Intelligence in Democracies -- International repository of legal safeguards and oversight innovation

Beitrag

Although intelligence services are globally connected worldwide, the exchange of information and knowledge regarding their governance and control under the rule of law is still limited. Yet, it is precisely in this area, which is so crucial for security policy, that it is important to examine the practices and laws of other democratic countries. However, many people find it very difficult to maintain an overview in this complex field. In addition to different structures and language barriers, it is also in the nature of things that intelligence laws, including the oversight mechanisms, are often incomprehensible. 

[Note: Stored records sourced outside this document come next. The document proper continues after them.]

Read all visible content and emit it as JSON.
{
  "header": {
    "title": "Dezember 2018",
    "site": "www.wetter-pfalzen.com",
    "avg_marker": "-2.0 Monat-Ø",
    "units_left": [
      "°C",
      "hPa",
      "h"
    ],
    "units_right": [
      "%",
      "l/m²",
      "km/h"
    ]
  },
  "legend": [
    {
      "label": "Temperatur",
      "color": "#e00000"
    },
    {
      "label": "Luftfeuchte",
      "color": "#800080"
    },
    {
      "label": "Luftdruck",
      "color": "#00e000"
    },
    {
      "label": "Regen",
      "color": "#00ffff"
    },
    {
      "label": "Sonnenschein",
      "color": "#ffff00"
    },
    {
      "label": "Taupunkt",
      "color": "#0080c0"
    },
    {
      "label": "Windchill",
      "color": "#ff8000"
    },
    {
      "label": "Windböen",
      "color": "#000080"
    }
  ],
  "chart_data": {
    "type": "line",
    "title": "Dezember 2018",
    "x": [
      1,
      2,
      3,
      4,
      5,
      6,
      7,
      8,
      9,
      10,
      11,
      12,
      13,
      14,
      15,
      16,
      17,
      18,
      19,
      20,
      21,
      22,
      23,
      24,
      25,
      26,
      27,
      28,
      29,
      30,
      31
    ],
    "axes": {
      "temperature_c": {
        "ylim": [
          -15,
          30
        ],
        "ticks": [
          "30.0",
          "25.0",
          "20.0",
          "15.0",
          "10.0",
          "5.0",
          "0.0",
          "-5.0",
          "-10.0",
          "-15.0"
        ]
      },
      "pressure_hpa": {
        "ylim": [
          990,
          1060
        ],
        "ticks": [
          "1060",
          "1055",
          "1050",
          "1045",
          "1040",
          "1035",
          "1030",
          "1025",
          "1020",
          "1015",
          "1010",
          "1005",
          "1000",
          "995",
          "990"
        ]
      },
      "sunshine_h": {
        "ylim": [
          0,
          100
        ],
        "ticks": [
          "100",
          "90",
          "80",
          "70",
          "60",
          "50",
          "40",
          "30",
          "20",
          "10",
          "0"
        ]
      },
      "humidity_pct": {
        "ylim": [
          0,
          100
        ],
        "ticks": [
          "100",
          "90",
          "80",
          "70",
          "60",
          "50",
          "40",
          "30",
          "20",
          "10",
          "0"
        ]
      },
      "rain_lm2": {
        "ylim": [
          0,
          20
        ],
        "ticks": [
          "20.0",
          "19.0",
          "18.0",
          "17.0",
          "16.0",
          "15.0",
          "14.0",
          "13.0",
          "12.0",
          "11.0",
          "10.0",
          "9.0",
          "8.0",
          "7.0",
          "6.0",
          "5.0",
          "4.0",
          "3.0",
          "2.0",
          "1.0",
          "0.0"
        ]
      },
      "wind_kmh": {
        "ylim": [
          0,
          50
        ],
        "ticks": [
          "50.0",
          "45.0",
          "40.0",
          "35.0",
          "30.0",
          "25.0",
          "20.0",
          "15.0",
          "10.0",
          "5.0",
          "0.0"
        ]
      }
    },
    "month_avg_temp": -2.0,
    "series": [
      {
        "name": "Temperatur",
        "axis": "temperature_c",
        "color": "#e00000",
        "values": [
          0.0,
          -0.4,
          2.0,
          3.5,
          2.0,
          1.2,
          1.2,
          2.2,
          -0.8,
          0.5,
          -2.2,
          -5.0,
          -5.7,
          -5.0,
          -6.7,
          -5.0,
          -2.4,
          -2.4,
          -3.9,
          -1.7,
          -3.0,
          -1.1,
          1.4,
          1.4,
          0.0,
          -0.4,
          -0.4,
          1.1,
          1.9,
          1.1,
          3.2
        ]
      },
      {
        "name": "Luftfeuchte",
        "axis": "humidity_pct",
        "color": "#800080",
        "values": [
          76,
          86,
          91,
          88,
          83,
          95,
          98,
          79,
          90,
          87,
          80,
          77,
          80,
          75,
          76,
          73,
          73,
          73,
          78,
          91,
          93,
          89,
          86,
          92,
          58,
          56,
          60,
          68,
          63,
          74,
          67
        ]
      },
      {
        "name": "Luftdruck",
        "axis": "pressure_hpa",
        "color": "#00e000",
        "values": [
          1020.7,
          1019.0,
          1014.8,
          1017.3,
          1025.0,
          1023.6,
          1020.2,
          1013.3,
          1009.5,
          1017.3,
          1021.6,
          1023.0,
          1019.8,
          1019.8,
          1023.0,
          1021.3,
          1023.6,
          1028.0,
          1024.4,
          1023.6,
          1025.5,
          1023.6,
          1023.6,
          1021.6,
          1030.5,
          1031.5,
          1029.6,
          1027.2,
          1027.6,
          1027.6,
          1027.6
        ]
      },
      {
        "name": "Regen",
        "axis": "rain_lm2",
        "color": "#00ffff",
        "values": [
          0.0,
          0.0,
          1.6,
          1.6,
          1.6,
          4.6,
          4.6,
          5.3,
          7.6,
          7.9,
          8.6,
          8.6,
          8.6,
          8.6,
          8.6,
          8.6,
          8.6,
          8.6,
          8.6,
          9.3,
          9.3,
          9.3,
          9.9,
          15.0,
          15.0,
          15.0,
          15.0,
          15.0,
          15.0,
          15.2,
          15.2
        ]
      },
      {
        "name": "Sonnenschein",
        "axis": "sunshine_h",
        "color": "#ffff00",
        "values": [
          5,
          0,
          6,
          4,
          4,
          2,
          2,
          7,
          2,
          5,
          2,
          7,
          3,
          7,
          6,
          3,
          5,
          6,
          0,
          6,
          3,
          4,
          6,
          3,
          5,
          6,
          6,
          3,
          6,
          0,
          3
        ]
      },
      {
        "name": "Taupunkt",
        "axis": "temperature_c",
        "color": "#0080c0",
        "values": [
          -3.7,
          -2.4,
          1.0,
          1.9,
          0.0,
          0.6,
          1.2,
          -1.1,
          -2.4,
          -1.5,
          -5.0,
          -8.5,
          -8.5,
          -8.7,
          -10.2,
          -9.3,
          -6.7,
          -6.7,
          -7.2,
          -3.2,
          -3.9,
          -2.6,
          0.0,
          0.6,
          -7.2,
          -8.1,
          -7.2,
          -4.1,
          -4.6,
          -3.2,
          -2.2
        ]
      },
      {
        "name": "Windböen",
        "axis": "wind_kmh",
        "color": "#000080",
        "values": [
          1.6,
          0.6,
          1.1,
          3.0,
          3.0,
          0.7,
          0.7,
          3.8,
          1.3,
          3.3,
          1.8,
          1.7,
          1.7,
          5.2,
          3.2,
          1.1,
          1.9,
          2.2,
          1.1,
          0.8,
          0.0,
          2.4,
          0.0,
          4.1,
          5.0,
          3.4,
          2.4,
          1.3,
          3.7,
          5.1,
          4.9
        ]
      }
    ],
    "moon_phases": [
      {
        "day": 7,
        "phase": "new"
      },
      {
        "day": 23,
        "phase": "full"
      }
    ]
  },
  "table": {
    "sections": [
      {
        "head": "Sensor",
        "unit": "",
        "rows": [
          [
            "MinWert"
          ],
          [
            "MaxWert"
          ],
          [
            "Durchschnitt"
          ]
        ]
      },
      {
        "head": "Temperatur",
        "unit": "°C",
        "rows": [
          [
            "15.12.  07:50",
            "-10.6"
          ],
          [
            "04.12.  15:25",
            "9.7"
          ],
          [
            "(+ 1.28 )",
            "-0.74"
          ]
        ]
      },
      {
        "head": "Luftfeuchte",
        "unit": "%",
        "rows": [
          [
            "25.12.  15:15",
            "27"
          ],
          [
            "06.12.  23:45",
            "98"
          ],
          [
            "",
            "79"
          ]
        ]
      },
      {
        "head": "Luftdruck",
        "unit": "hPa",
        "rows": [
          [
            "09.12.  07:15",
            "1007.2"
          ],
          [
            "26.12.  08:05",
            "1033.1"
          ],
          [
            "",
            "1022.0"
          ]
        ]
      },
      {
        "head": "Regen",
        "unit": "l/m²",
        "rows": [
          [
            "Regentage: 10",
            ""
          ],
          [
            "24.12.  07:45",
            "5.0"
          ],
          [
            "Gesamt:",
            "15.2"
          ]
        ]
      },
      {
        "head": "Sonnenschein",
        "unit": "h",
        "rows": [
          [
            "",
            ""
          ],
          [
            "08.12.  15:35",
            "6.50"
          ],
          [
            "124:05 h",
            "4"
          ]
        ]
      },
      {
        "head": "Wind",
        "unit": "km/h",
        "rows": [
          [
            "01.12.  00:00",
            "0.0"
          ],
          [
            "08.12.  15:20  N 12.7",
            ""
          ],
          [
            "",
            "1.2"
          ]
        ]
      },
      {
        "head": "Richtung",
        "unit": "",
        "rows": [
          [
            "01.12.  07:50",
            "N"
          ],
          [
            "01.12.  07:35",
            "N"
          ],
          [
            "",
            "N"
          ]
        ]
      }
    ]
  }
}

A comprehensive study published in 2018 by the Stiftung Neue Verantwortung and the Heinrich Böll Foundation provided an important impetus for developing a better overview of good supervisory practices in various democratic countries. The practices from 13 democracies listed there show that exemplary democratic control is certainly compatible with functioning intelligence services. The UN Special Rapporteur on the right to privacy, Prof. Joe Cannataci, further recommends: „The competent authorities in Member States when contemplating the use of bulk powers for surveillance, should first examine, then prioritise and adopt to the greatest possible extent, the measures for introducing the good practices that are recommended in the compendium of Stiftung Neue Verantwortung“ (A/HRC/40/63).

Drawing on this compendium and further updates since then, the online repository www.intelligence-oversight.org presents good practices that, by comparison, stand out as being more balanced or more innovative responses to the many thorny challenges that ought to be met. It thus features a wide range of high-water marks from different national surveillance regimes. It shows that each nation – despite constitutional and political differences, and irrespective of individual reform trajectories – has a lot to learn from its international partners. These practices, we believe, should be widely promoted, for they increase the legitimacy and effectiveness of a controversial practice that is here to stay. 

The website aims to provide a public good and hopes to provide a service to a wide range of actors, including oversight professionals, subject matter experts in parliament, and various ministries, journalists, scientists, as well as the interested public. It intendeds to make intelligence oversight, bulk surveillance mandates, and ways to write safeguards and restrictions into the law more accessible and transparent. The easy juxtaposition between the different countries and the highlighted good practices will provide advocates of more effective oversight with good arguments to consolidate intelligence accountability in Europe and render it more professional.